Xylazine, a non-opioid alpha-adrenergic agonist, is legally administered to animals by veterinarians as a sedative and an analgesic. Unlike morphine, fentanyl, or carfentanil, xylazine is not a scheduled medication. In other words, a Drug Enforcement Administration (DEA) license is not required to obtain xylazine, and this factor makes the drug more readily accessible. In humans, xylazine can cause respiratory depression, bradycardia, various forms of heart block, and death. Unfortunately, there is very little research on the effects of xylazine combined with opioids in human beings.
Unlike naloxone for opioids, there is no antidote or reversal agent for xylazine, and the treatment is supportive.
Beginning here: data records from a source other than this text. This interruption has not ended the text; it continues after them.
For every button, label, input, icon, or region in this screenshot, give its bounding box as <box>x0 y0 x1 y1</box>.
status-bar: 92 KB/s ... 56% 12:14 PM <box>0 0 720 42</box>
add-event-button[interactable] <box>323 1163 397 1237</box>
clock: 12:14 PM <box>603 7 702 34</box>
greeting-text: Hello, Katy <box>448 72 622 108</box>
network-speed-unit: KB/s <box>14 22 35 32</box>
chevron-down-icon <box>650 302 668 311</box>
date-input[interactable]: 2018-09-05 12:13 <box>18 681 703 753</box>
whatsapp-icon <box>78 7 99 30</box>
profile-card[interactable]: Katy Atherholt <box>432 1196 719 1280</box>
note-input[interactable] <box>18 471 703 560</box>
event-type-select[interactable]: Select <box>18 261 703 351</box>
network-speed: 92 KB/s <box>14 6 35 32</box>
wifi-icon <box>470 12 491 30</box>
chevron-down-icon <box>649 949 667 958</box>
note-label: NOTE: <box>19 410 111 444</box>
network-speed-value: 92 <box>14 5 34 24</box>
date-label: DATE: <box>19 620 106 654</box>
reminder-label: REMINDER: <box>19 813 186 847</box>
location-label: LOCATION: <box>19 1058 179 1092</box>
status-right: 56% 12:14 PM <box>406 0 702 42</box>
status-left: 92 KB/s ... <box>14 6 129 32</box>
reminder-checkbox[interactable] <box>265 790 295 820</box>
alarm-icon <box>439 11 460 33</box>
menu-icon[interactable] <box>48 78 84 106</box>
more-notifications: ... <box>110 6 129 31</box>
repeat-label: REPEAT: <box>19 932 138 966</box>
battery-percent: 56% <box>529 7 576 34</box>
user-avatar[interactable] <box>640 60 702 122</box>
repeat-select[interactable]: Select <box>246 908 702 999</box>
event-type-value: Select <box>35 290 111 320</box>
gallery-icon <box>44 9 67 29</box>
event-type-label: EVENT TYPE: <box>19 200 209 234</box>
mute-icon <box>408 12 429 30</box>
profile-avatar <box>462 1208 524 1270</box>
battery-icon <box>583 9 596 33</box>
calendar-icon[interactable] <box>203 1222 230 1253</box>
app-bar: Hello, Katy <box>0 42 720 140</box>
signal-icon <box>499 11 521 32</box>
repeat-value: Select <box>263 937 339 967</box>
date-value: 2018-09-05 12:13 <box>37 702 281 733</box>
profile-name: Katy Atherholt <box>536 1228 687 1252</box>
As simple as it sounds, maintenance of airway, breathing, and circulation should be the primary focus of patient care delivery. The early administration of atropine may mitigate the onset or severity of bradycardia. If the patient does not have a pulse, cardiopulmonary resuscitation should be initiated without delay.
Personal protective equipment should be donned for each and every patient encounter. According to the manufacturer of xylazine, the routine use of protective gloves and eye/face protection is adequate, and the environment should be well-ventilated. Decontamination can be accomplished by the immediate removal of contaminated clothing followed by washing the skin with soap and water.
The Ohio Department of Public Safety, Division of EMS will provide updated information on xylazine when it becomes available. Thank you for your dedicated service to Ohio and stay safe!